Des groupes de jeunes soutenus par les collectivités développent des campagnes en ligne locales

Le projet Local Voices, élaboré et piloté par l'Efus entre 2017 et 2018, s'appuyait sur ces principes. Il a permis à huit collectivités d'Allemagne, de Belgique, d'Espagne et de France de développer des campagnes en ligne locales de discours alternatifs susceptibles d’être soutenues par des voix locales crédibles. Ce projet reconnaissait ainsi le rôle clé des collectivités territoriales pour disséminer des discours alternatifs positifs. Par ailleurs, il a permis d’élaborer des recommandations pour la mise en place de stratégies locales de communication à destination de toutes les collectivités territoriales intéressées.

Dans la même veine, le projet MATCH-SPORT, développé par l'Efus entre janvier 2019 et décembre 2020, a pour objectif de lutter contre les discriminations et l'intolérance dans le sport amateur à l'échelle locale dans le but d'éliminer les violences. Il a pour finalité de renforcer la cohésion sociale, l'adhésion aux valeurs civiques et le sentiment d'appartenance des citoyens à leur communauté locale en partant du principe que ce sont des biens communs essentiels pour prévenir l'extrémisme politique où s'enracine la radicalisation. Comme Local Voices, MATCH-SPORT est avant tout destiné aux jeunes dans un souci de prévention primaire et aussi parce que ce sont eux qui sont à la fois les premiers visés par ceux qui cherchent à attiser la haine et ceux qui constituent le meilleur rempart lorsqu'ils joignent leurs forces

et disséminent des messages de tolérance dans leurs réseaux en et hors ligne. Un autre exemple de l'approche de l'Efus est le projet BRIDGE (janvier 2019 – décembre 2020) qui cherche à prévenir et lutter contre la polarisation à l'échelle locale. Là encore, l'Efus considère que l'affaiblissement de la cohésion sociale est un facteur clé. En effet, de nombreuses études6 montrent qu'un tel affaiblissement fait le lit de la pensée « nous contre eux » qui sous-tend la crispation de la société autour de pôles opposés. Une telle polarisation fournit à son tour un terreau pour la radicalisation.
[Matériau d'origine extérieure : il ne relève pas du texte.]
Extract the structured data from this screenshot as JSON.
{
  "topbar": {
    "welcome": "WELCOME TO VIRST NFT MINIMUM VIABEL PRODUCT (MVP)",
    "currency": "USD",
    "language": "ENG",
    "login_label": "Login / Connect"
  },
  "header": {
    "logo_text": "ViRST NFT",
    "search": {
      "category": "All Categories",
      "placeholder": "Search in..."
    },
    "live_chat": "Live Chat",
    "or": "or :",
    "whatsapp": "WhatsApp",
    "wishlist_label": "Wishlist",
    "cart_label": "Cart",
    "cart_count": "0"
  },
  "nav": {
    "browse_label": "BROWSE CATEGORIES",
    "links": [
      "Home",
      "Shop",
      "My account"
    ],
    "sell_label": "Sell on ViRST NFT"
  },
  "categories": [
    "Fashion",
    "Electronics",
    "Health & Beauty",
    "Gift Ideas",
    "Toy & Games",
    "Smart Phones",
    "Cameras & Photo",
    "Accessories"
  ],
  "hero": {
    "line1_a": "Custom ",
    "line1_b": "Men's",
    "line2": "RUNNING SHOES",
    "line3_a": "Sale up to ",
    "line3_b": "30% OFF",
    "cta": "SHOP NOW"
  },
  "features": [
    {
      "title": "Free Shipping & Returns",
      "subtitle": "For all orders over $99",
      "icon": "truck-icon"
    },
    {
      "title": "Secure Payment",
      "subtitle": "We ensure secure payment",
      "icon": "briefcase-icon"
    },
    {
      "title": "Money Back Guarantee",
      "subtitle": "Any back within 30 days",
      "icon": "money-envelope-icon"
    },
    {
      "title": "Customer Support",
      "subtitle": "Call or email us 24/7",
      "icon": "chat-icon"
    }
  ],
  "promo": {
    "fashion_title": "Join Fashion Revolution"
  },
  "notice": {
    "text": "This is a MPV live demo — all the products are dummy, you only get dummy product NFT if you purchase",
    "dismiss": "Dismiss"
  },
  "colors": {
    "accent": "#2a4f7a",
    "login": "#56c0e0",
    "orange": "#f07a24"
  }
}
Comme pour tous les projets que l'Efus développe et porte, les trois que nous venons de citer ont pour caractéristique d'être focalisés sur l'échelon local. Ils portent sur des phénomènes transnationaux qui aujourd'hui se propagent en grande partie, et à vitesse exponentielle, par Internet. Pour autant, ils sont aussi très largement locaux : c'est en effet à l'échelle d'une ville ou d'un quartier que les citoyens se heurtent aux discriminations, à l'intolérance et à la polarisation des opinions et des attitudes. Et ce sont les collectivités territoriales qui se retrouvent en première ligne pour endiguer les poussées extrémistes et favoriser du mieux qu'elles peuvent la cohésion sociale et la tolérance entre tous les habitants.
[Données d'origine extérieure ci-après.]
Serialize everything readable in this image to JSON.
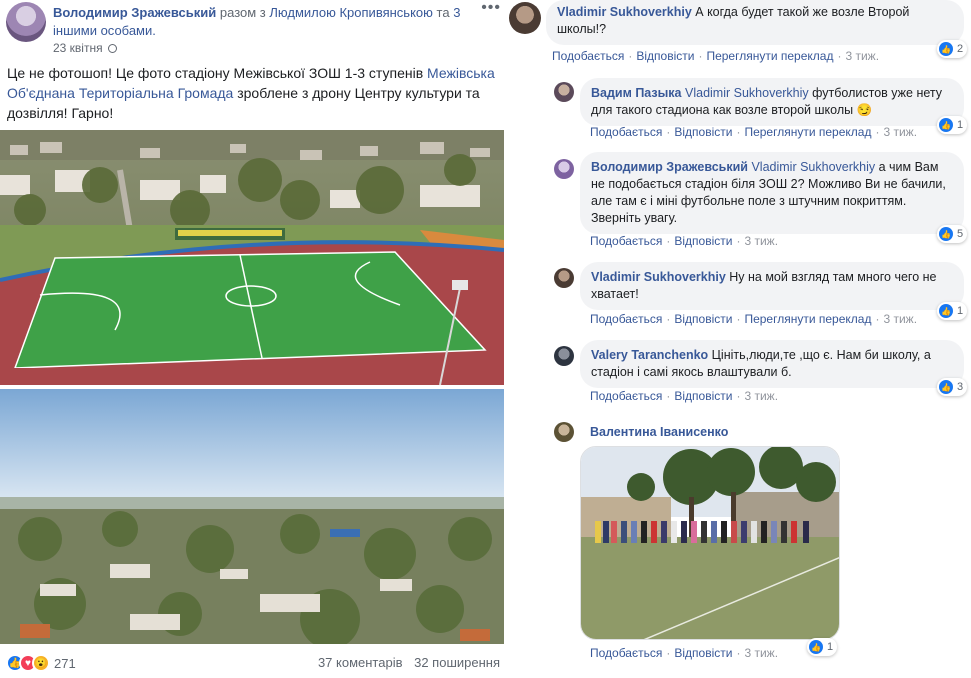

C'est pourquoi le projet LOUD a cherché à donner aux collectivités territoriales des outils concrets pour que de jeunes citoyens produisent des campagnes de discours alternatif qui soient à la fois en ligne, donc accessibles à tous, et locales, c'est-à-dire ancrées dans la réalité du terrain. En ce sens, ce projet illustre un adage bien connu qui résume parfaitement le positionnement de l'Efus : Think Globally, Act Locally (Penser globalement, agir localement).

6- Brandsma, B. (2017). Polarisation: Understanding the Dynamics of Us Versus Them, RAN Polarisation Management Manual. Radicalisation Awareness Network.